Many engineers haven't had direct exposure to statistics or Data Science. Yet, when building data pipelines or translating Data Scientist prototypes into robust, maintainable code, engineering complexities often arise. For Data/ML engineers and new Data Scientists, I've put together this series of posts.
I'll explain core Data Science approaches in simple terms, building from basic concepts to more complex ones.
The whole series:
- Data Science. Probability
- Data Science. Bayes theorem
- Data Science. Probability Distributions
- Data Science. Measures
- Data Science. Correlation
- Data Science. The Central Limit Theorem and Sampling
- Data Science. Demystifying Hypothesis Testing
- Data Science. Data Types
- Data Science. Descriptive and Inferential Statistics
- Data Science. Exploratory Data Analysis
Why do we care so much about data types? Here's the thing: if you misclassify a continuous variable as categorical (or vice versa), you're setting yourself up for a world of trouble. Imagine analyzing thousands of rows of data only to realize halfway through that you've got the wrong type for one of your core variables. Suddenly, everything from your storage strategy to your analysis is compromised, and you're redoing work.

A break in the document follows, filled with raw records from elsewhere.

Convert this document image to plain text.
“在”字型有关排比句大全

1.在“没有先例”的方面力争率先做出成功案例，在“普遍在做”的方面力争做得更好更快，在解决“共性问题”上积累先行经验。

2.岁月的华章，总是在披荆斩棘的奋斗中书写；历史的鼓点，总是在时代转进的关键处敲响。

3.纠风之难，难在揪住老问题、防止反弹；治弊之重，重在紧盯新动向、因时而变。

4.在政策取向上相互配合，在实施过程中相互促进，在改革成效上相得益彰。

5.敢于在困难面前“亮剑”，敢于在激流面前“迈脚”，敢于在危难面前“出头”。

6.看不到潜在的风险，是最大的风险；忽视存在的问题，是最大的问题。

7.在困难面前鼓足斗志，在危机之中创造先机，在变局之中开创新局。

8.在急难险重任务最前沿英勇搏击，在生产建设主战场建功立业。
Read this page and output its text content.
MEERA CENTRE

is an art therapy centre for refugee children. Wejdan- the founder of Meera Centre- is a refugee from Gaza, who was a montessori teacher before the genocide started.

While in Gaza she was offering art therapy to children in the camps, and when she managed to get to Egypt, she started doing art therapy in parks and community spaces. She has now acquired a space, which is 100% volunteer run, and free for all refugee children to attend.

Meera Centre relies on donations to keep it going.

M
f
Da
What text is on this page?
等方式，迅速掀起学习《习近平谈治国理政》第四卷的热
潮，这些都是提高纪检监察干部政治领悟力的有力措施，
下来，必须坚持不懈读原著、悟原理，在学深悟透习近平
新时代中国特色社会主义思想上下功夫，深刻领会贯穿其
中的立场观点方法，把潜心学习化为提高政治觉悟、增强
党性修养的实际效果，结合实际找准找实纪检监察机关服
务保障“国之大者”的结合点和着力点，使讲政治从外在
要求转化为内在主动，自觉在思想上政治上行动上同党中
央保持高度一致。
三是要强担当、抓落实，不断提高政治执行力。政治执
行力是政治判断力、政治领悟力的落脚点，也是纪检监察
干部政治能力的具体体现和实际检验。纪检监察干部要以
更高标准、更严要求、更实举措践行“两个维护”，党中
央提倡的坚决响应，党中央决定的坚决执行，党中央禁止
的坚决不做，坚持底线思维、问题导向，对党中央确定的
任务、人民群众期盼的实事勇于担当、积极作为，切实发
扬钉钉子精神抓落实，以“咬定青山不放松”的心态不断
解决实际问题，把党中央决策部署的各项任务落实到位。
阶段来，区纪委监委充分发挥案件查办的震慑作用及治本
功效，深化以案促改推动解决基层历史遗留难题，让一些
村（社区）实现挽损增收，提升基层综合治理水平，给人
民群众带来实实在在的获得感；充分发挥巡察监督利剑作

For Data Engineers and Data Scientists alike, knowing your data types isn't just about getting numbers in the right places; it's about building solid, reliable pipelines and models that won't break down because of avoidable mistakes. Plus, data types affect how efficiently data can be stored, how fast it's processed, and how accurate the final insights are. So, yeah, it's kind of a big deal.
At the highest level, data splits into quantitative and qualitative types.
Quantitative Data
Quantitative data represents numbers that convey quantity, amount, or measurement. Here, numbers mean exactly what they are: 1.5 is 1.5, 5 is 5, and so forth—no extra interpretation needed.
-
Discrete data consists of distinct, separate values. Think of the number of children in a family: you can have 1, 3, 5, or even 10, but not 1.5 or 3.75. These are fixed, point-like values.
-
Continuous data fills the space with a range of values. Time, for example, can be measured in days, hours, seconds, milliseconds, and beyond. A continuous scale allows for fractional values and spans from -∞ to +∞.
Qualitative Data
Qualitative data reflects qualities or characteristics. Here, numbers serve as labels or markers rather than representing a mathematical value.
For example, consider a group of people from different states. Californians might be represented by 1, and New Yorkers by 2. These numbers don't convey a quantity; they simply label categories that we're analyzing.
Qualitative variables can be either nominal or ordinal.
-
Nominal data categorizes without implying any order. Eye color, for instance—blue, green, brown—is nominal; there's no hierarchy or ranking in the values.
-
Ordinal data, however, does introduce a rank or order. School grades—A, B, C, D, F—are ordinal. An A is better than a C, and while we can't say exactly how much better, the order is clear.